The vulnerability identified as CVE-2026-33653 affects farisc0de's Uploady, a multi-file upload script widely used for managing file uploads in web applications. The core issue is a stored Cross-Site Scripting (XSS) flaw categorized under CWE-79, caused by improper neutralization of input during web page generation. Specifically, Uploady versions prior to 3.1.2 fail to sanitize filenames uploaded by users, allowing an attacker to craft filenames containing malicious JavaScript code. When these filenames are later rendered in the file list or file details pages without proper escaping or encoding, the embedded script executes in the context of the victim's browser. This can lead to theft of session cookies, defacement, or execution of arbitrary client-side code. The attack vector requires the attacker to have at least limited privileges to upload files and relies on user interaction to trigger the payload. The vulnerability has a CVSS v3.1 base score of 4.6, reflecting its medium severity, with an attack vector of network, low attack complexity, and requiring privileges and user interaction. No known exploits have been reported in the wild as of the publication date. The vendor addressed the vulnerability in version 3.1.2 by implementing proper escaping of filenames before rendering them in the UI, effectively mitigating the risk. This vulnerability highlights the importance of rigorous input validation and output encoding in web applications, especially those handling user-generated content such as file uploads.

The primary impact of this vulnerability is the potential for attackers to execute arbitrary JavaScript in the browsers of users who view maliciously named files within the Uploady interface. This can lead to session hijacking, credential theft, unauthorized actions performed on behalf of the user, or delivery of further malware. While the vulnerability does not directly compromise server confidentiality or availability, the client-side impact can be significant, especially in environments where sensitive data or privileged user sessions are involved.
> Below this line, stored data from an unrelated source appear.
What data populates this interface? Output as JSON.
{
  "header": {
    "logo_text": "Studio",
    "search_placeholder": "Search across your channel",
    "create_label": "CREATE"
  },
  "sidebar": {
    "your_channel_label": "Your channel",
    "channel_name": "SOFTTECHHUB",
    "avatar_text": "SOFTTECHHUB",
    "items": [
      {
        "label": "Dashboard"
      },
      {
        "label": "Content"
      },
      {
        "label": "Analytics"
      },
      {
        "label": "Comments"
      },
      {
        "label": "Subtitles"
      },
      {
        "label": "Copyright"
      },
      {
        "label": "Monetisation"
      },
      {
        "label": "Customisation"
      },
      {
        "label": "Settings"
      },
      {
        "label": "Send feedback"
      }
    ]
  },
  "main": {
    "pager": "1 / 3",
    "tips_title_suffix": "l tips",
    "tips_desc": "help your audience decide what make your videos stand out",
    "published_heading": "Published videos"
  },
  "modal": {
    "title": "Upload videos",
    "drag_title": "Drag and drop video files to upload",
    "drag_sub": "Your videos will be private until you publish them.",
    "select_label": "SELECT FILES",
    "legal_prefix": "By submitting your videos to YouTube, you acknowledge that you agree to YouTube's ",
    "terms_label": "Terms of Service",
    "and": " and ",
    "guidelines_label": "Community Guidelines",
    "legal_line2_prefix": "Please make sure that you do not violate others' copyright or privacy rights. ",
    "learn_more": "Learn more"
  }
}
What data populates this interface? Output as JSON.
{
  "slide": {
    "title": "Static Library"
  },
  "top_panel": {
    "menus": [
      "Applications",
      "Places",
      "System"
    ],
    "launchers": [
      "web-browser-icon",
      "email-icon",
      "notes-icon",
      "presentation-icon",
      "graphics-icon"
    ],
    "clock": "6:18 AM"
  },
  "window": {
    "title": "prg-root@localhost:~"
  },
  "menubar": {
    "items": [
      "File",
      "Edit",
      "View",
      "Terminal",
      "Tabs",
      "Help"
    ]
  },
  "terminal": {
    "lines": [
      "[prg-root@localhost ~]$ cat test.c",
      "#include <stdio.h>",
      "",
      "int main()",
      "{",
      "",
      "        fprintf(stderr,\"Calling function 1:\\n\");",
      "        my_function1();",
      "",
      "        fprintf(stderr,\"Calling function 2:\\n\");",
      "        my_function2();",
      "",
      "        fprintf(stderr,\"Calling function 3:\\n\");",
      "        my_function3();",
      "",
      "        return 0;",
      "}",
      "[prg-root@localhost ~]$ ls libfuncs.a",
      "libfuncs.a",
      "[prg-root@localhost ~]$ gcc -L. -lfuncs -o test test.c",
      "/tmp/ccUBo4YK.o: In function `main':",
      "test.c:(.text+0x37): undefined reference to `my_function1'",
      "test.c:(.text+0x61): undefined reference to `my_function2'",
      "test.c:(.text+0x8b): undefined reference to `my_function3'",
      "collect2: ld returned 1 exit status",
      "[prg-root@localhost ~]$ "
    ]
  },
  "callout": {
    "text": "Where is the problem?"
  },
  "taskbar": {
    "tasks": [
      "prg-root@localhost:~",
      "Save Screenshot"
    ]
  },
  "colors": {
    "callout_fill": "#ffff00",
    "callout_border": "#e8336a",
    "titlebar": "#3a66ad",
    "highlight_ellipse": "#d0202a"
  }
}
Organizations using Uploady in internal or customer-facing portals risk exposing their users to phishing, social engineering, or persistent client-side attacks. The requirement for an attacker to have upload privileges limits the attack surface but does not eliminate risk, as many applications allow authenticated users or even guests to upload files. The medium CVSS score reflects moderate risk, but the potential for chained attacks or exploitation in high-value environments could increase the overall impact. Failure to patch could also damage organizational reputation and user trust if exploited.

Organizations should immediately upgrade Uploady to version 3.1.2 or later to apply the official fix that properly escapes filenames before rendering. Beyond patching, implement strict input validation on filenames to reject or sanitize suspicious characters such as angle brackets, quotes, and script tags. Employ output encoding techniques (e.g., HTML entity encoding) whenever displaying user-supplied data in web pages to prevent script execution. Restrict file upload permissions to trusted users only and monitor upload activity for anomalous behavior. Consider implementing Content Security Policy (CSP) headers to limit the impact of any injected scripts. Regularly audit and test web applications for XSS vulnerabilities, including stored XSS in file upload components. Educate developers on secure coding practices related to input handling and output encoding. Finally, maintain comprehensive logging and alerting to detect potential exploitation attempts promptly.